Jun 29, 2014 19:44 Report Abuse
Is not pathetic, is like saying that feeling scared is pathetic, and only for kids. Kids lie cos they don't think about the result as an adult would do. The same as kids feel scared for childish reasons. A kid would lie for watching a movie or eating a cookie, would lie for himself. An adult would lie for do not make his friend or fiancee feel bad or worse, an adult would lie cos care for his family, while a kid would lie cos just care for himself.
Jun 29, 2014 19:35 Report Abuse
I think they're hypocritical, I'm not saying this to blatantly insult, but where's the saving face when you can hear someone screaming down the cell phone on the metro? Or when you see some guy (and now even teenage boys) push his girlfriend around and scream at her in front of everyone on the street? Or when a woman stands in he middle of a big supermarket to scream her head off just because what she bought earlier is now reduced in price and she wants the staff to do something about it? Where's this saving face when they see someone different and start laughing at them, or make a point to say something loudly to their friends so they all start laughing? Where's the saving face when they just stare at foreigners?

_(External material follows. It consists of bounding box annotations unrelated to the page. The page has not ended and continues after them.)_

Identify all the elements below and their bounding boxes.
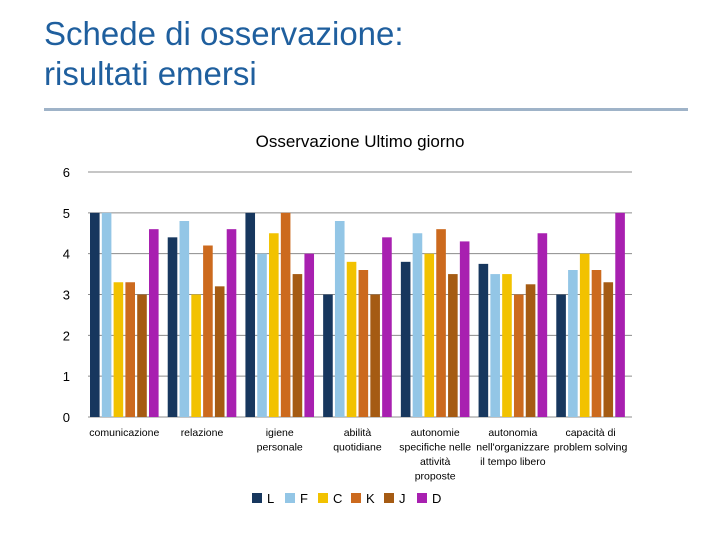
- bar-L-6: [478, 263, 489, 417]
- bar-J-2: [214, 286, 225, 417]
- bar-D-3: [304, 253, 315, 417]
- bar-C-1: [113, 282, 124, 417]
- bar-L-1: [90, 212, 100, 417]
- x-tick-label: relazione: [181, 427, 224, 439]
- y-tick-label: 0: [63, 410, 70, 425]
- x-tick-label: autonomia: [488, 427, 537, 439]
- y-tick-label: 4: [63, 247, 70, 262]
- title-divider: [44, 108, 688, 111]
- bar-J-1: [137, 294, 147, 417]
- legend-swatch-L: [252, 493, 262, 503]
- bar-F-6: [490, 274, 500, 417]
- x-tick-label: quotidiane: [333, 442, 382, 454]
- legend-swatch-F: [285, 493, 295, 503]
- bar-K-1: [125, 282, 135, 417]
- y-tick-label: 3: [63, 288, 70, 303]
- x-tick-label: problem solving: [554, 442, 628, 454]
- bar-C-6: [502, 274, 512, 417]
- chart-title: Osservazione Ultimo giorno: [255, 132, 465, 151]
- bar-F-5: [412, 233, 423, 417]
- legend-label-C: C: [333, 491, 342, 506]
- bar-J-5: [448, 274, 458, 417]
- x-tick-label: attività: [420, 456, 451, 468]
- bar-C-2: [191, 294, 201, 417]
- y-tick-label: 1: [63, 369, 70, 384]
- x-tick-label: igiene: [266, 427, 294, 439]
- y-tick-label: 2: [63, 328, 70, 343]
- bar-D-7: [615, 212, 625, 417]
- bar-K-6: [513, 294, 524, 417]
- bar-F-4: [334, 221, 345, 417]
- bar-D-1: [149, 229, 159, 417]
- legend-label-L: L: [267, 491, 274, 506]
- bar-F-7: [568, 270, 578, 417]
- x-tick-label: il tempo libero: [480, 456, 546, 468]
- bar-F-1: [101, 212, 112, 417]
- bar-J-6: [525, 284, 536, 417]
- bar-L-2: [167, 237, 178, 417]
- bar-D-6: [537, 233, 548, 417]
- bar-K-3: [280, 212, 291, 417]
- x-tick-label: nell'organizzare: [476, 442, 549, 454]
- bar-K-7: [591, 270, 602, 417]
- x-tick-label: proposte: [415, 471, 456, 483]
- bar-D-5: [459, 241, 470, 417]
- x-tick-label: specifiche nelle: [399, 442, 471, 454]
- legend-swatch-C: [318, 493, 328, 503]
- bar-J-4: [370, 294, 380, 417]
- bar-C-5: [424, 253, 435, 417]
- bar-K-4: [358, 270, 369, 417]
- bar-L-7: [556, 294, 566, 417]
- legend-swatch-D: [417, 493, 427, 503]
- y-tick-label: 6: [63, 165, 70, 180]
- x-tick-label: comunicazione: [89, 427, 159, 439]
- bar-K-2: [203, 245, 213, 417]
- bar-L-5: [400, 261, 411, 417]
- slide-title-line-2: risultati emersi: [44, 55, 257, 92]
- bar-D-4: [382, 237, 392, 417]
- bar-J-3: [292, 274, 303, 417]
- x-tick-label: capacità di: [565, 427, 615, 439]
- legend-label-J: J: [399, 491, 406, 506]
- bar-C-3: [269, 233, 279, 417]
- legend-swatch-K: [351, 493, 361, 503]
- legend-swatch-J: [384, 493, 394, 503]
- x-tick-label: personale: [257, 442, 303, 454]
- bar-C-7: [579, 253, 590, 417]
- legend-label-K: K: [366, 491, 375, 506]
- bar-C-4: [346, 261, 357, 417]
- bar-F-3: [257, 253, 267, 417]
- x-tick-label: autonomie: [411, 427, 460, 439]
- bar-K-5: [436, 229, 446, 417]
- legend-label-D: D: [432, 491, 441, 506]
- y-tick-label: 5: [63, 206, 70, 221]
- bar-L-4: [323, 294, 333, 417]
- slide-title: Schede di osservazione: risultati emersi: [44, 14, 684, 94]
- bar-J-7: [603, 282, 614, 417]
- bar-F-2: [179, 221, 190, 417]
- x-tick-label: abilità: [344, 427, 372, 439]
- legend-label-F: F: [300, 491, 308, 506]
- slide-title-line-1: Schede di osservazione:: [44, 15, 404, 52]
- bar-L-3: [245, 212, 256, 417]
- bar-D-2: [226, 229, 237, 417]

I'm sure all this existed at some point years ago but it's certainly out of the window now, along with common sense or common courtesy.
May 02, 2012 10:24 Report Abuse
This is for the person named "rain" and everyone that thinks like him : You are lying right now by saying that you didn't lie about yourself, when surely you did it at least once. Also means you are saving face by no recognizing it, which leads to those that vote you for good are saving face too. Everyone lies and save face, for any reason, i don't care, everyone just do, it is in human nature. That you are happy for people who value you for who you are means that you care for them, and that means that sooner or later you'll have to lie to them, just for no to hurt them. You write like someone who has not much life experience.